How fitting, to mark the high tide of the will to power of the Anglo-American banking cartel. No better symbol of hubris, of the overreach driven by obdurate insensitivity and sociopathic greed, of the cult of ego and the darker impulses of the human heart, that creates nothing.

Honoring the man as the epitome of 2009, a man whose bank helped to precipitate one of the greatest financial crises, if not crimes, of the century, and used it as a means of profit for their own ends. No matter what damage was caused in the process, what corruption was required to undermine the nation’s well-being, thereby sowing the seeds of their own eventual destruction.

And no better day for it, than on the eve of the commemoration of the renewal of life, of genuine value, of the perennial yearning of the human spirit from within the images and the shadows, a turning away from the stench of corruption and decay, and into the light.

"For what shall it profit a man, if he gains the whole world, but loses himself?

Not even the whole world, but bragging rights, a false bravado, and a bonus.

The man of the year indeed. King of the ash heap, almost universally held in contempt. And in the end, alone. Not even rising to the level of high tragedy, but merely furtive, grasping, manipulative, pathetic. A monument to banality, and the hollowness of Western materialism.


NY Times
Financial Times Names Blankfein Person of the Year

December 24, 2009, 2:37

The Financial Times has chosen Lloyd C. Blankfein as its person of the year. The Goldman Sachs chief has become the public face of Wall Street during its most testing period since the 1930s, the newspaper said, and Mr. Blankfein’s position and his personality were the basis of his selection.

Goldman Sachs, said the newspaper, “navigated the 2008 global financial crisis better than others,” and is about to make record profits while paying up to $23 billion in bonuses to its 31,700 staff.

The newspaper called Mr. Blankfein “a tough, bright, funny financier who reoriented Goldman. Under his leadership, trading and risk-taking have pushed to the fore, reducing the influence of its investment banking advisers.”

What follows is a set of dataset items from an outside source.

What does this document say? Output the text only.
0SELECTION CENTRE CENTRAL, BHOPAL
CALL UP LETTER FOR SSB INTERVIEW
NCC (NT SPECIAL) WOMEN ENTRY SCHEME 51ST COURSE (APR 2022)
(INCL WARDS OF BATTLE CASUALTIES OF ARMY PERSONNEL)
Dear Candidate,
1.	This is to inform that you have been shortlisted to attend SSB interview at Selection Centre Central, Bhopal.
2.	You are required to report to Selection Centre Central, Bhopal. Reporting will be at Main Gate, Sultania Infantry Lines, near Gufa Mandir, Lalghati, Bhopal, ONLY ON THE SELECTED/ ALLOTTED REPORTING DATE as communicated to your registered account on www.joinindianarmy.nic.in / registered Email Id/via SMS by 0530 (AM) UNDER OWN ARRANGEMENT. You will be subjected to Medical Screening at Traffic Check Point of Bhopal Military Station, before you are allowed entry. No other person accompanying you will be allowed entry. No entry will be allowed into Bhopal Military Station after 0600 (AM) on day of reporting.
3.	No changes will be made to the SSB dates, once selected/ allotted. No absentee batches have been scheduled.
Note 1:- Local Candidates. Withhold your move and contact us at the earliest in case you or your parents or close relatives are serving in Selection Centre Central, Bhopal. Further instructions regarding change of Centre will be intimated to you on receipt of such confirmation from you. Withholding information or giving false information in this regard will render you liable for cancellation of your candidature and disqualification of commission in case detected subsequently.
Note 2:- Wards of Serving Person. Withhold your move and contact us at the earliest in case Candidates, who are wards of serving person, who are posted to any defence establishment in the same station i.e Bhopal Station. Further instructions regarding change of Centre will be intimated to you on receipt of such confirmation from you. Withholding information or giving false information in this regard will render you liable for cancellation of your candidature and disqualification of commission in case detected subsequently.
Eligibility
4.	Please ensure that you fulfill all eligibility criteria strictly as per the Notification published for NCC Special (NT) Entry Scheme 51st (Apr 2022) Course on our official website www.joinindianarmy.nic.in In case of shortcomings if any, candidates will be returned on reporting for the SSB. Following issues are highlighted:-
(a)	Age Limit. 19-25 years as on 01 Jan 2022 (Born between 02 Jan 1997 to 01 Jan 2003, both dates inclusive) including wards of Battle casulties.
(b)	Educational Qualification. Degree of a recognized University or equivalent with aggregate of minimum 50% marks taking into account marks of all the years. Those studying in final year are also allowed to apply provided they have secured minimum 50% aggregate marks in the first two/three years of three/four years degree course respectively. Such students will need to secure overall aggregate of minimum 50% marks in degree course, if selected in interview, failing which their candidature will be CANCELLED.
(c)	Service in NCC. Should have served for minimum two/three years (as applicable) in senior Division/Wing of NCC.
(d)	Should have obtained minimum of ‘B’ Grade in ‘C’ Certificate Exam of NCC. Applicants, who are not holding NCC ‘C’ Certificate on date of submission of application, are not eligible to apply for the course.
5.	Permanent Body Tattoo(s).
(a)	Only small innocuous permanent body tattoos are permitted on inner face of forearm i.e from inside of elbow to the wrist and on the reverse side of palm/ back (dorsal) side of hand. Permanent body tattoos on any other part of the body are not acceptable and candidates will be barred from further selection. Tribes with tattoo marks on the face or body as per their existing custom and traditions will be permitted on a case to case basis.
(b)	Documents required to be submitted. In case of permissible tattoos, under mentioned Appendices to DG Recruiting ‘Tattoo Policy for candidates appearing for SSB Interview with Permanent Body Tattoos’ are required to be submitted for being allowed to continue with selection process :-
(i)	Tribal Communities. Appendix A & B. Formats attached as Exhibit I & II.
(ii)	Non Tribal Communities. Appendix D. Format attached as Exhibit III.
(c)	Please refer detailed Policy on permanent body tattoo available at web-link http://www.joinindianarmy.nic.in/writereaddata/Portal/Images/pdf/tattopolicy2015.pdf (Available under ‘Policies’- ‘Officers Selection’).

Facing public anger in 2009 — as taxpayers raged at having to bail out the big Wall Street banks — Goldman’s profitability, and suspicions that its ties to governments around the world give it unfair advantages, made it a symbol of greed and excess.

But Mr. Blankfein has rebutted the criticism effectively, the newspaper wrote, “shifting from insisting that it would probably have survived the crisis without help from the U.S. Treasury, to apologizing for its conduct,” and finally, the newspaper noted, in an interview with the Sunday Times of London, asserting that Goldman was “doing God’s work”.